Kind of like I said, a creative practice is important to the well being of our lives and our emotional growth, so I think for me beginners…It’s so funny because I don’t actually get to pick the title of either of the books, they are kind of given to me as a format. So the truth is I think the book is for everybody. To me, I learned a lot writing it and I would consider myself an advanced student. But I think the way people frame themselves as a beginner you are able to make lots of mistakes and I think there is a joy and a freedom that can be in that beginner model where, I am just going to start out. And for me it’s like learning how to cook. I want to be able to start and finish an object or have objects that have termination points that are very clear for folks that have limited time. That’s what people who have limited studio access, they can have limited time. So for me that was part of writing this book was making objects that could be parceled out into different sections of time. That’s for me, the allure of writing this book, making it accessible and enticing.
You said you tried to use the book to confront your own prejudices and I’m curious , do you like making coffee pour overs now?
I would not say that I like making coffee pour overs now. (laughing) But I would say that’s the only one, the match strikers, or the scoops, or the little sculpture animals, I feel like I learned a lot in the process. Coffee is one of those things, you are never going to change how people like to make their coffee.

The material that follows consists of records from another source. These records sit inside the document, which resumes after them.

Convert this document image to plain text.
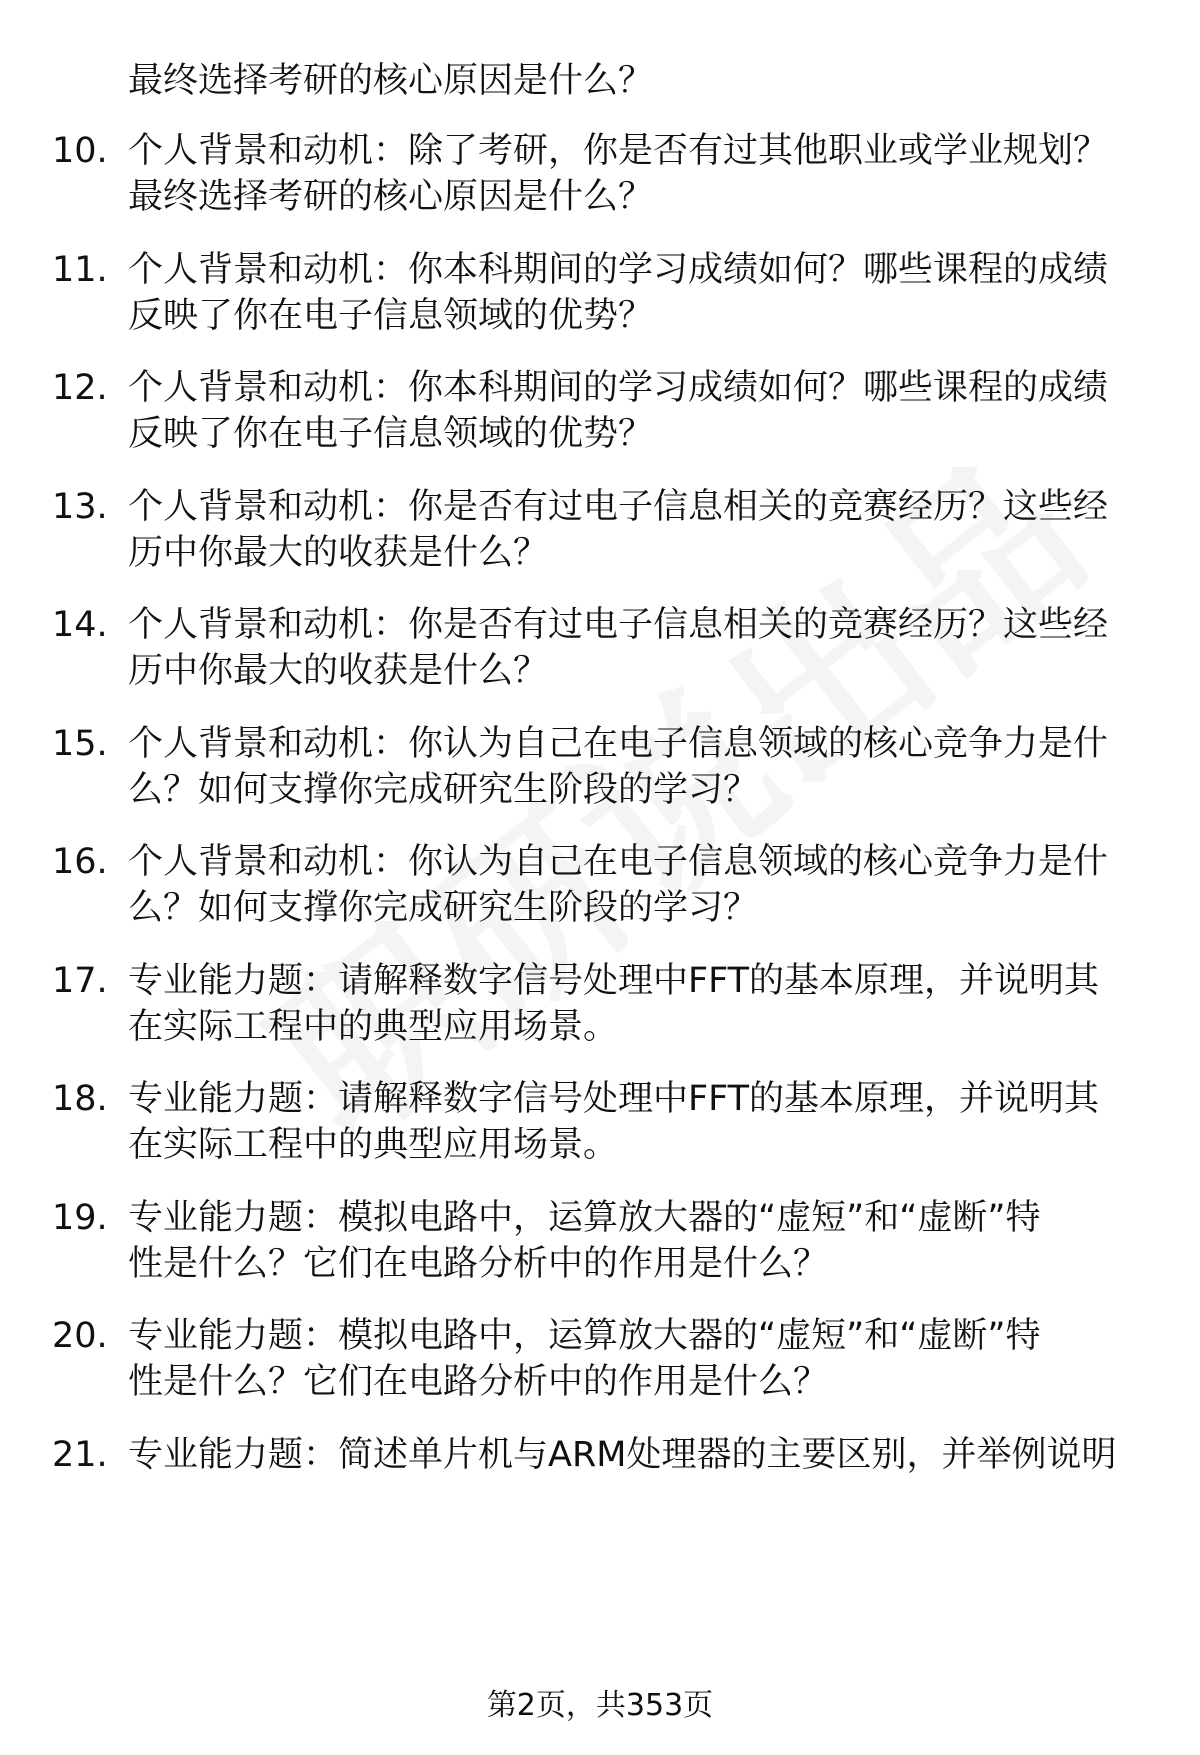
最终选择考研的核心原因是什么？
10. 个人背景和动机：除了考研，你是否有过其他职业或学业规划？
最终选择考研的核心原因是什么？
11. 个人背景和动机：你本科期间的学习成绩如何？哪些课程的成绩
反映了你在电子信息领域的优势？
12. 个人背景和动机：你本科期间的学习成绩如何？哪些课程的成绩
反映了你在电子信息领域的优势？
13. 个人背景和动机：你是否有过电子信息相关的竞赛经历？这些经
历中你最大的收获是什么？
14. 个人背景和动机：你是否有过电子信息相关的竞赛经历？这些经
历中你最大的收获是什么？
15. 个人背景和动机：你认为自己在电子信息领域的核心竞争力是什
么？如何支撑你完成研究生阶段的学习？
16. 个人背景和动机：你认为自己在电子信息领域的核心竞争力是什
么？如何支撑你完成研究生阶段的学习？
17. 专业能力题：请解释数字信号处理中FFT的基本原理，并说明其
在实际工程中的典型应用场景。
18. 专业能力题：请解释数字信号处理中FFT的基本原理，并说明其
在实际工程中的典型应用场景。
19. 专业能力题：模拟电路中，运算放大器的“虚短”和“虚断”特
性是什么？它们在电路分析中的作用是什么？
20. 专业能力题：模拟电路中，运算放大器的“虚短”和“虚断”特
性是什么？它们在电路分析中的作用是什么？
21. 专业能力题：简述单片机与ARM处理器的主要区别，并举例说明
第2页，共353页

You are just not going to be able to, but if they are into pour overs and that is their jam then we can contribute something to that as artists.
You mentioned there might be a sense of elitism in the academic world toward functional work. Do you think that was something you caught or something that you were taught?
Well, I think in theory this is…you get a master’s degree and it’s a terminal degree, I think you can feel pretty fancy. I think that’s something you can do, you think, I have worked really hard these number of years and I am accomplished. I think there can be a self-importance that comes from that experience. I think what I have found is that initially right when you get out of school can be the most elitism feeling that you can have and some people maintain that and hold on to that. I think that sometimes comes from the idea that I am an Artist, with a capital A kind of mentality. I think it comes from a desire of, that you want to be seen as important, or valuable, or educated and so I think we can get lost in that sometimes in the academic side of things. I have just found in my journey in teaching, that everyone has something to offer, your seventy year old student or your sixteen year old student. Everybody has something to teach me in that circumstance and I think to decide the only people to be taken seriously are people with MFA degrees is short-sighted. That’s not where I want to be anyways. (laughter)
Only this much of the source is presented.